By utilizing these deep learning techniques, the MicroVi system could evolve into a more robust and scalable solution for yeast cell detection, offering improved automation and adaptability. The ability to bypass traditional image reconstruction processes opens up new possibilities for enhancing the system’s overall performance, particularly in complex samples where overlapping or indistinct cell structures might otherwise pose challenges for conventional methods.
Finally, beyond our current setup, which implies a static measurement of the sparkling wine samples, e.g., a snapshot of the current concentration of yeast cells, enabling a dynamic measurement of the cell concentration by the use of micro-pumps [
36] that could help circulate the wine through the MicroVi setup could enable an increase in the dynamic range of the device in terms of cell count. This is possibly because such fluidic circuits can dilute the samples into the current dynamic range of the device, or this is due the fact that we can circulate cell particles over time and compute an average measurement, increasing the apparent search area. Both techniques with such circuits would benefit both the inferior and superior detection limits.
5. Conclusions
The development of MicroVi marks an advancement in the application of chip-sized microscope technology for the wine industry. By utilizing commercially available, cost-effective components and an advanced computer vision pipeline, the system achieves a 2.19 µm resolution, effectively resolving the G7.6 features from the USAF Resolving Power Test Target 1951. These results are comparable to those achieved by traditional optical microscopes under human cell counting, with the added benefits of portability and automation. Without forgetting the capabilities of the customization of the FOV (field of view) for our chip-sized microscope, thanks to the microdisplay and the vertical arrangement of our microscope, and due to its “multi-holographic” feature, we can “open” the FOV by losing the stitching area—which increases the noise in the sample but ensures a lower limit detection—or we can “close” the FOV increasing the stitching area—which ensures less noise and better reconstruction. This is a strong feature that enables the microscope’s adaptability to different measurement scenarios.

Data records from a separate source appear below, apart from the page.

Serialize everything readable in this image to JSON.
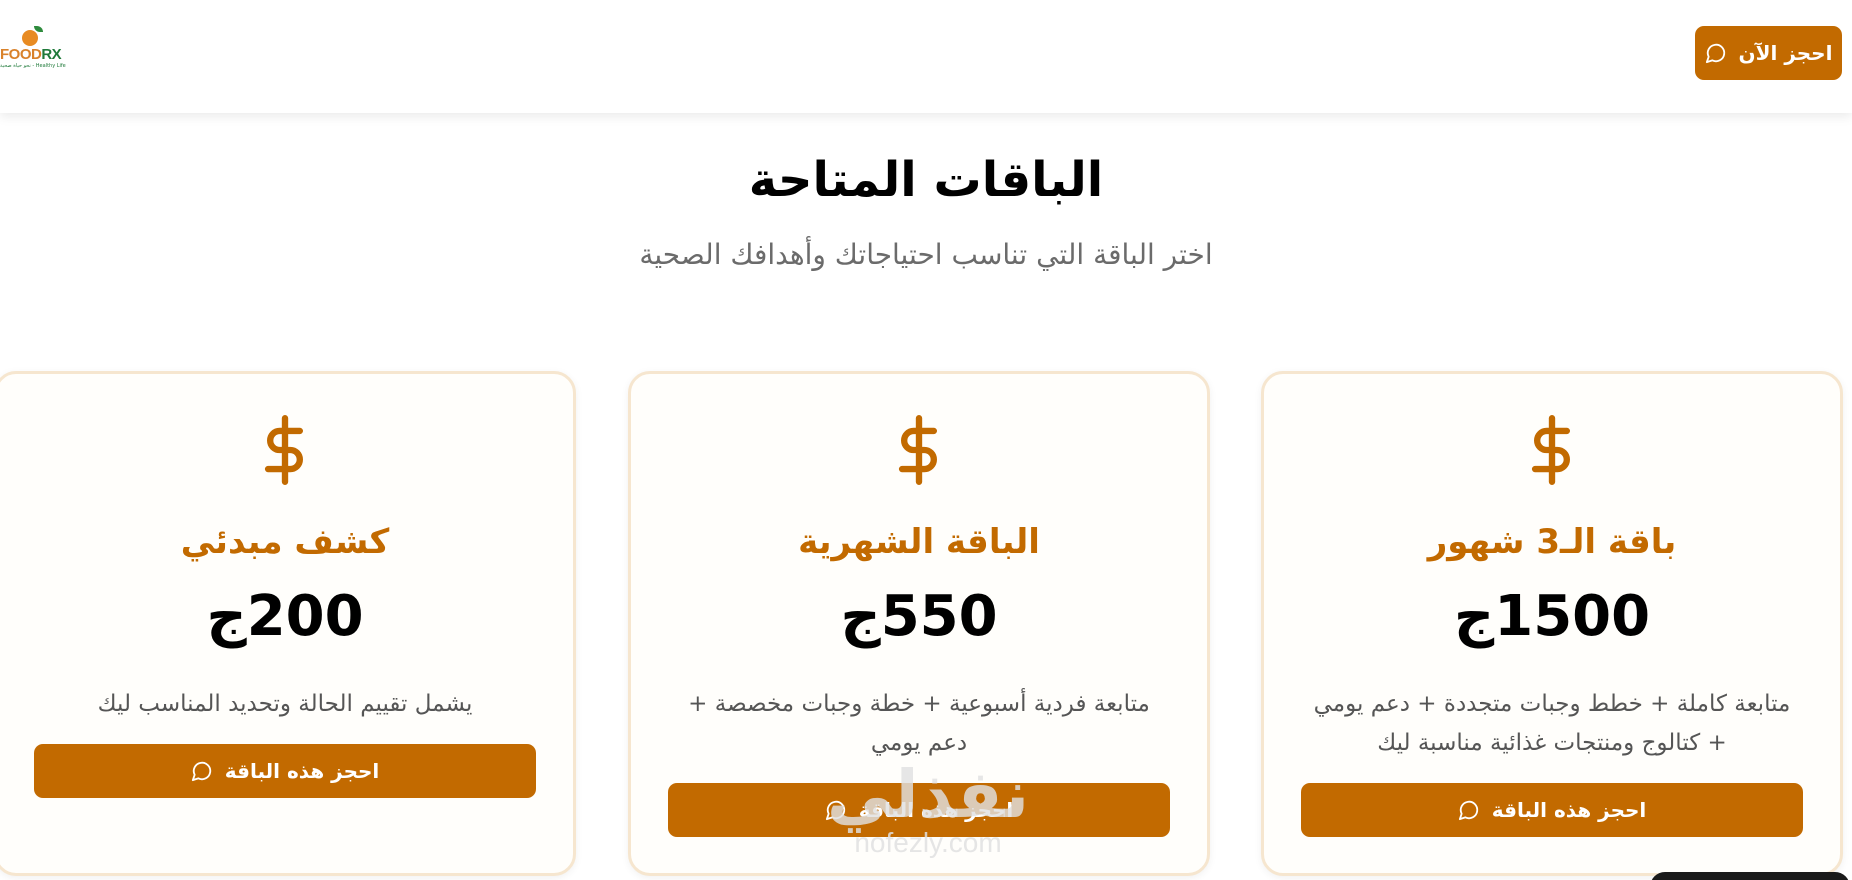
{
  "header": {
    "logo": {
      "brand_food": "FOOD",
      "brand_rx": "RX",
      "tagline": "نحو حياة صحية - Healthy Life"
    },
    "book_now_label": "احجز الآن"
  },
  "section": {
    "title": "الباقات المتاحة",
    "subtitle": "اختر الباقة التي تناسب احتياجاتك وأهدافك الصحية"
  },
  "packages": [
    {
      "name": "باقة الـ3 شهور",
      "price": "1500ج",
      "description": "متابعة كاملة + خطط وجبات متجددة + دعم يومي + كتالوج ومنتجات غذائية مناسبة ليك",
      "button_label": "احجز هذه الباقة"
    },
    {
      "name": "الباقة الشهرية",
      "price": "550ج",
      "description": "متابعة فردية أسبوعية + خطة وجبات مخصصة + دعم يومي",
      "button_label": "احجز هذه الباقة"
    },
    {
      "name": "كشف مبدئي",
      "price": "200ج",
      "description": "يشمل تقييم الحالة وتحديد المناسب ليك",
      "button_label": "احجز هذه الباقة"
    }
  ],
  "watermark": {
    "arabic": "نفذلي",
    "latin": "nofezly.com"
  },
  "icons": {
    "card_icon": "dollar-icon",
    "button_icon": "chat-bubble-icon"
  },
  "colors": {
    "accent": "#c26a00",
    "card_border": "#f6e6cf",
    "subtitle": "#6b6b6b"
  }
}
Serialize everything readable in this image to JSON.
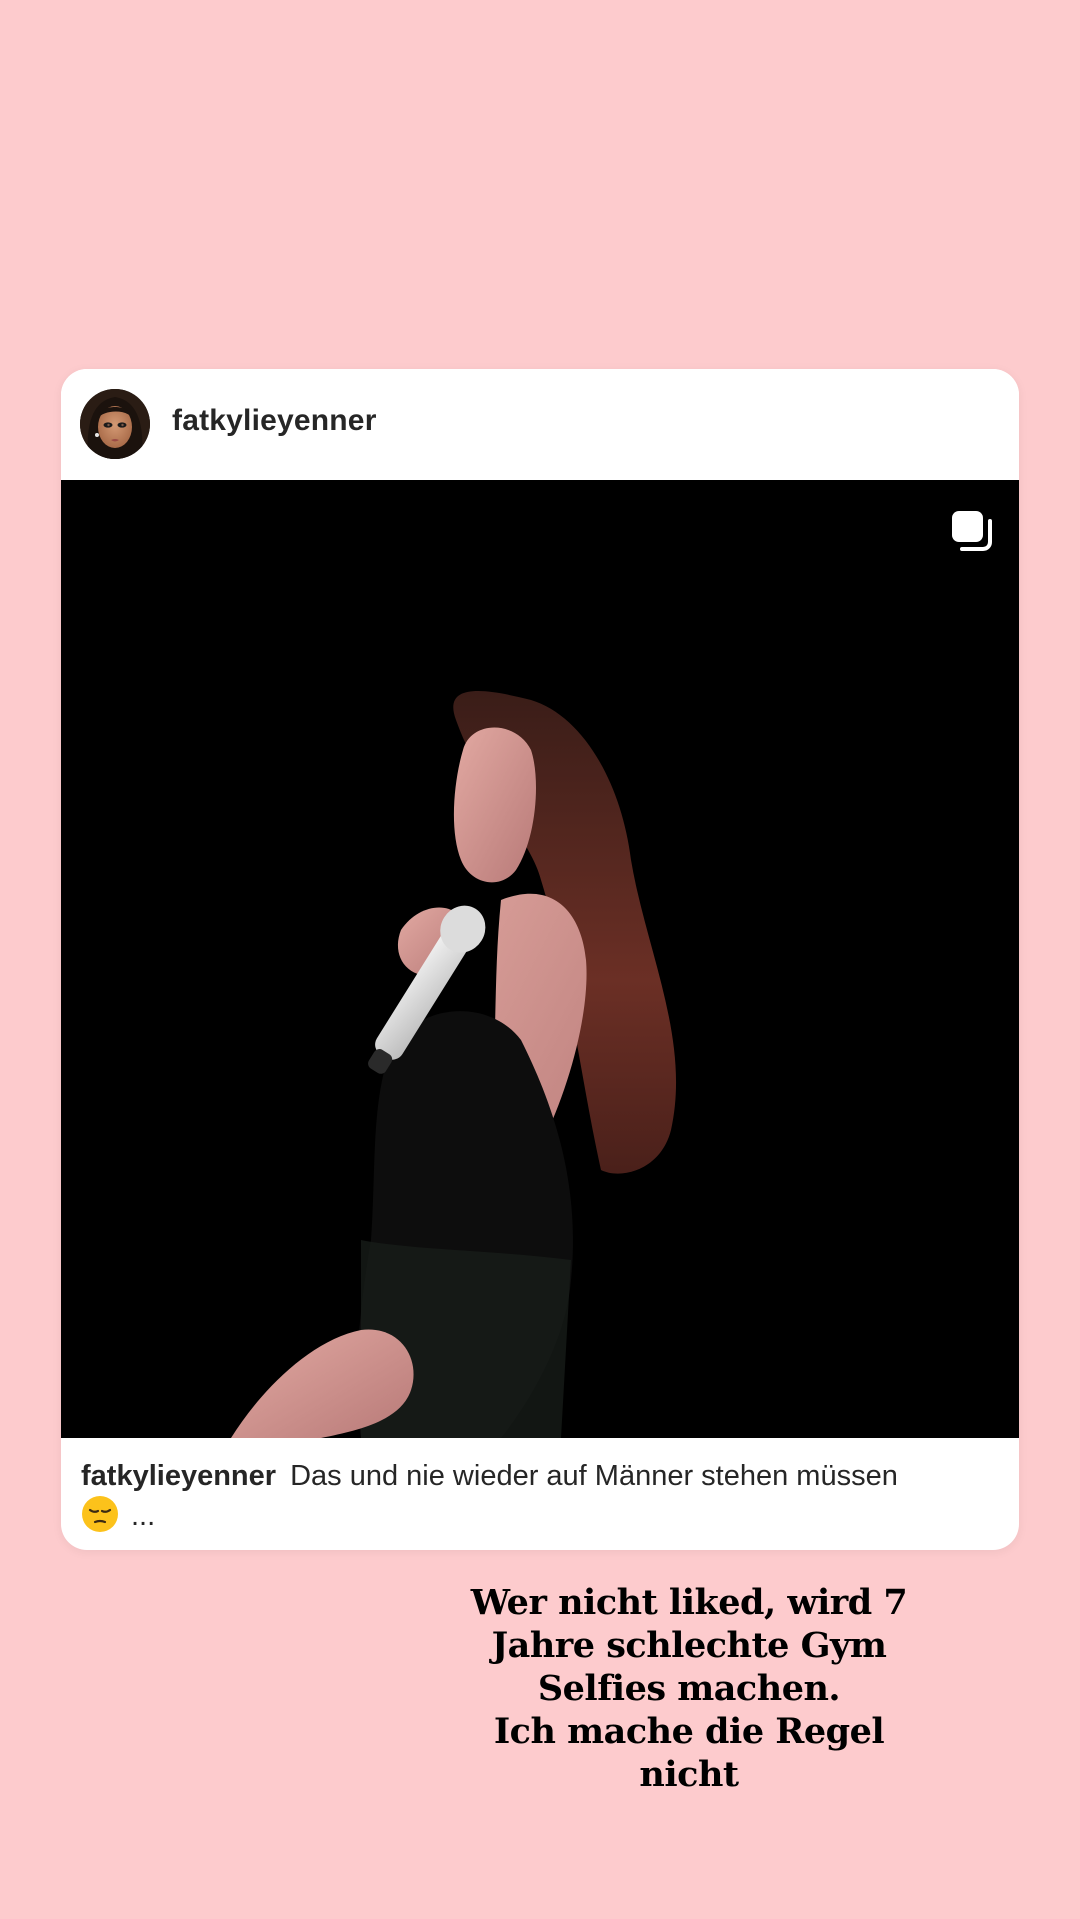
{
  "post": {
    "username": "fatkylieyenner",
    "avatar_icon": "bratz-doll-avatar",
    "media_icon": "multiple-posts-icon",
    "media_description_icon": "performer-with-microphone-photo",
    "caption": {
      "username": "fatkylieyenner",
      "text": "Das und nie wieder auf Männer stehen müssen",
      "emoji": "pensive-face-emoji",
      "more": "..."
    }
  },
  "story": {
    "text": "Wer nicht liked, wird 7\nJahre schlechte Gym\nSelfies machen.\nIch mache die Regel\nnicht"
  },
  "colors": {
    "background": "#fdcbcd",
    "card": "#ffffff",
    "media_background": "#000000",
    "text": "#262626"
  }
}
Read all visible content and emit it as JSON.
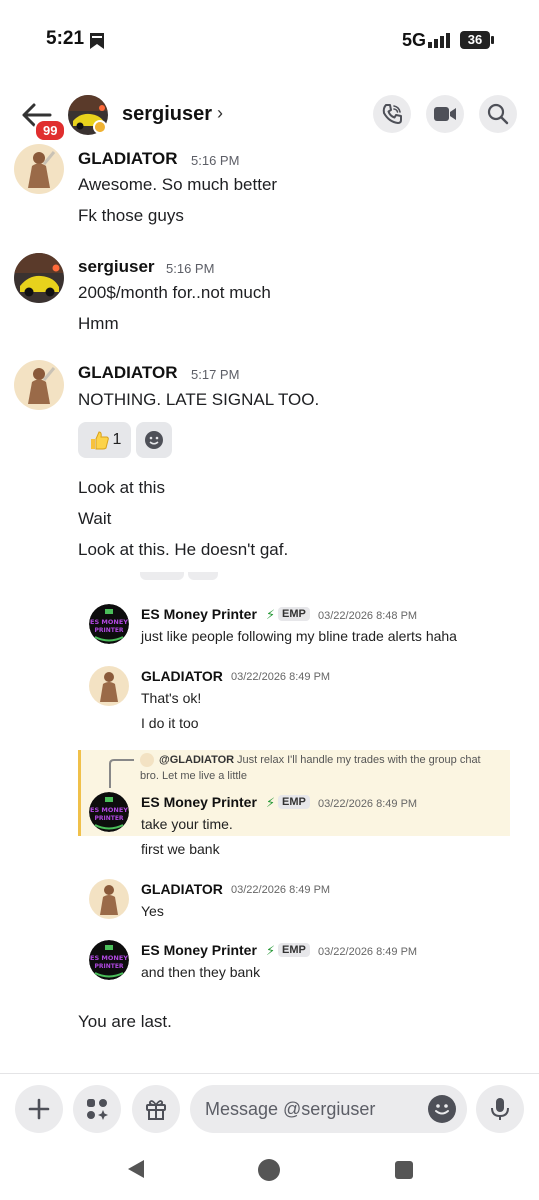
{
  "status_bar": {
    "time": "5:21",
    "network": "5G",
    "battery": "36"
  },
  "header": {
    "badge": "99",
    "name": "sergiuser",
    "chevron": "›",
    "input_placeholder": "Message @sergiuser"
  },
  "messages": [
    {
      "author": "GLADIATOR",
      "time": "5:16 PM",
      "lines": [
        "Awesome. So much better",
        "Fk those guys"
      ]
    },
    {
      "author": "sergiuser",
      "time": "5:16 PM",
      "lines": [
        "200$/month for..not much",
        "Hmm"
      ]
    },
    {
      "author": "GLADIATOR",
      "time": "5:17 PM",
      "lines": [
        "NOTHING. LATE SIGNAL TOO."
      ],
      "reaction_count": "1"
    },
    {
      "lines": [
        "Look at this",
        "Wait",
        "Look at this. He doesn't gaf."
      ]
    },
    {
      "lines": [
        "You are last."
      ]
    }
  ],
  "screenshot": {
    "tag": "EMP",
    "avatar_text": "ES MONEY PRINTER",
    "items": [
      {
        "author": "ES Money Printer",
        "time": "03/22/2026 8:48 PM",
        "lines": [
          "just like people following my bline trade alerts haha"
        ]
      },
      {
        "author": "GLADIATOR",
        "time": "03/22/2026 8:49 PM",
        "lines": [
          "That's ok!",
          "I do it too"
        ]
      },
      {
        "author": "ES Money Printer",
        "time": "03/22/2026 8:49 PM",
        "lines": [
          "take your time.",
          "first we bank"
        ],
        "reply": {
          "mention": "@GLADIATOR",
          "text_1": "Just relax I'll handle my trades with the group chat",
          "text_2": "bro. Let me live a little"
        }
      },
      {
        "author": "GLADIATOR",
        "time": "03/22/2026 8:49 PM",
        "lines": [
          "Yes"
        ]
      },
      {
        "author": "ES Money Printer",
        "time": "03/22/2026 8:49 PM",
        "lines": [
          "and then they bank"
        ]
      }
    ]
  },
  "colors": {
    "badge": "#e02e2e",
    "highlight": "#fbf5e1",
    "highlight_bar": "#f0c04a"
  }
}
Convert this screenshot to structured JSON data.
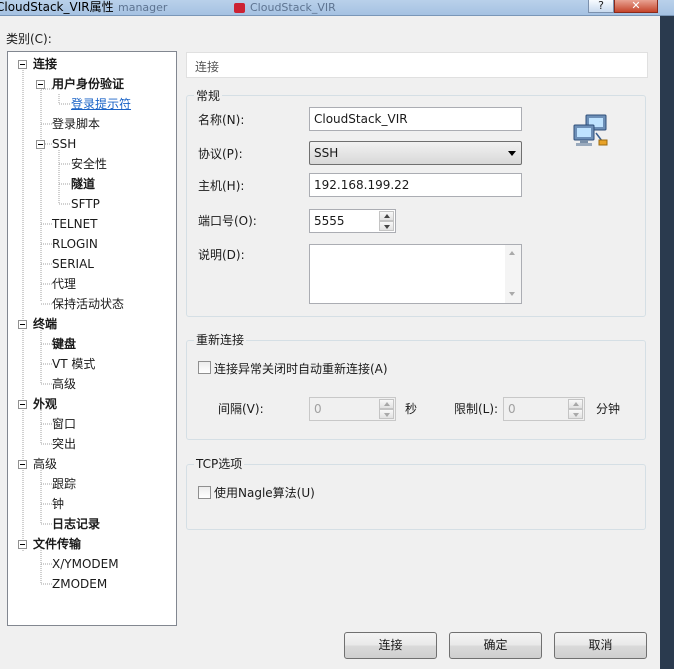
{
  "window": {
    "title": "CloudStack_VIR属性",
    "bg_tab_1": "manager",
    "bg_tab_2": "CloudStack_VIR",
    "help_glyph": "?",
    "close_glyph": "✕"
  },
  "category_label": "类别(C):",
  "tree": [
    {
      "label": "连接",
      "bold": true
    },
    {
      "label": "用户身份验证",
      "bold": true
    },
    {
      "label": "登录提示符",
      "link": true
    },
    {
      "label": "登录脚本"
    },
    {
      "label": "SSH"
    },
    {
      "label": "安全性"
    },
    {
      "label": "隧道",
      "bold": true
    },
    {
      "label": "SFTP"
    },
    {
      "label": "TELNET"
    },
    {
      "label": "RLOGIN"
    },
    {
      "label": "SERIAL"
    },
    {
      "label": "代理"
    },
    {
      "label": "保持活动状态"
    },
    {
      "label": "终端",
      "bold": true
    },
    {
      "label": "键盘",
      "bold": true
    },
    {
      "label": "VT 模式"
    },
    {
      "label": "高级"
    },
    {
      "label": "外观",
      "bold": true
    },
    {
      "label": "窗口"
    },
    {
      "label": "突出"
    },
    {
      "label": "高级"
    },
    {
      "label": "跟踪"
    },
    {
      "label": "钟"
    },
    {
      "label": "日志记录",
      "bold": true
    },
    {
      "label": "文件传输",
      "bold": true
    },
    {
      "label": "X/YMODEM"
    },
    {
      "label": "ZMODEM"
    }
  ],
  "panel_header": "连接",
  "general": {
    "title": "常规",
    "name_label": "名称(N):",
    "name_value": "CloudStack_VIR",
    "protocol_label": "协议(P):",
    "protocol_value": "SSH",
    "host_label": "主机(H):",
    "host_value": "192.168.199.22",
    "port_label": "端口号(O):",
    "port_value": "5555",
    "desc_label": "说明(D):",
    "desc_value": ""
  },
  "reconnect": {
    "title": "重新连接",
    "auto_label": "连接异常关闭时自动重新连接(A)",
    "auto_checked": false,
    "interval_label": "间隔(V):",
    "interval_value": "0",
    "interval_unit": "秒",
    "limit_label": "限制(L):",
    "limit_value": "0",
    "limit_unit": "分钟"
  },
  "tcp": {
    "title": "TCP选项",
    "nagle_label": "使用Nagle算法(U)",
    "nagle_checked": false
  },
  "buttons": {
    "connect": "连接",
    "ok": "确定",
    "cancel": "取消"
  },
  "icons": {
    "network": "network-computers-icon"
  },
  "colors": {
    "link": "#1a63c7",
    "titlebar": "#b9d1ea"
  }
}
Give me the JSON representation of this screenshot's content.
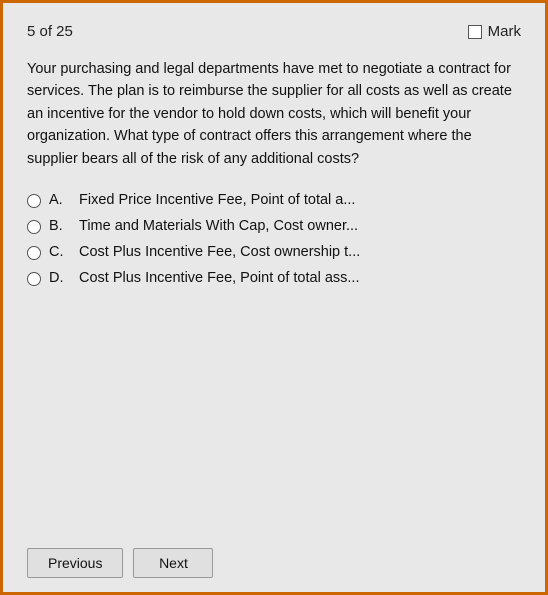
{
  "header": {
    "counter": "5 of 25",
    "mark_label": "Mark"
  },
  "question": {
    "text": "Your purchasing and legal departments have met to negotiate a contract for services. The plan is to reimburse the supplier for all costs as well as create an incentive for the vendor to hold down costs, which will benefit your organization. What type of contract offers this arrangement where the supplier bears all of the risk of any additional costs?"
  },
  "options": [
    {
      "letter": "A.",
      "text": "Fixed Price Incentive Fee, Point of total a..."
    },
    {
      "letter": "B.",
      "text": "Time and Materials With Cap, Cost owner..."
    },
    {
      "letter": "C.",
      "text": "Cost Plus Incentive Fee, Cost ownership t..."
    },
    {
      "letter": "D.",
      "text": "Cost Plus Incentive Fee, Point of total ass..."
    }
  ],
  "footer": {
    "previous_label": "Previous",
    "next_label": "Next"
  }
}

MicroVi was able to accurately detect and count yeast cells of Saccharomyces cerevisiae. Moreover, it was able to morphologically differentiate them from contaminant Brettanomyces bruxellensis, as well as bacteria like Lactobacillus plantarum, crucial for monitoring the fermentation process and quality control in wine production. Additionally, the system’s ability to perform holographic reconstructions and multi-holographic stitching expanded its applicability to more complex samples, such as red wine, vermouth and other wines. The exploration of alternative image processing techniques, such as projective homography and thin-plate splines for image stitching, as well as deep learning-based cell detection, offers promising directions for future development. These potential improvements, along with the high correlation between MicroVi’s automated cell counts and manual microscopy methods, underscore the system’s reliability and potential to standardize microbial analysis across different stages of winemaking.
By advancing both the hardware and software of microscope-on-a-chip solutions, this research opens new possibilities for their application in the wine industry and beyond, paving the way for more efficient and accurate microbial monitoring tools in a variety of industrial and biomedical fields.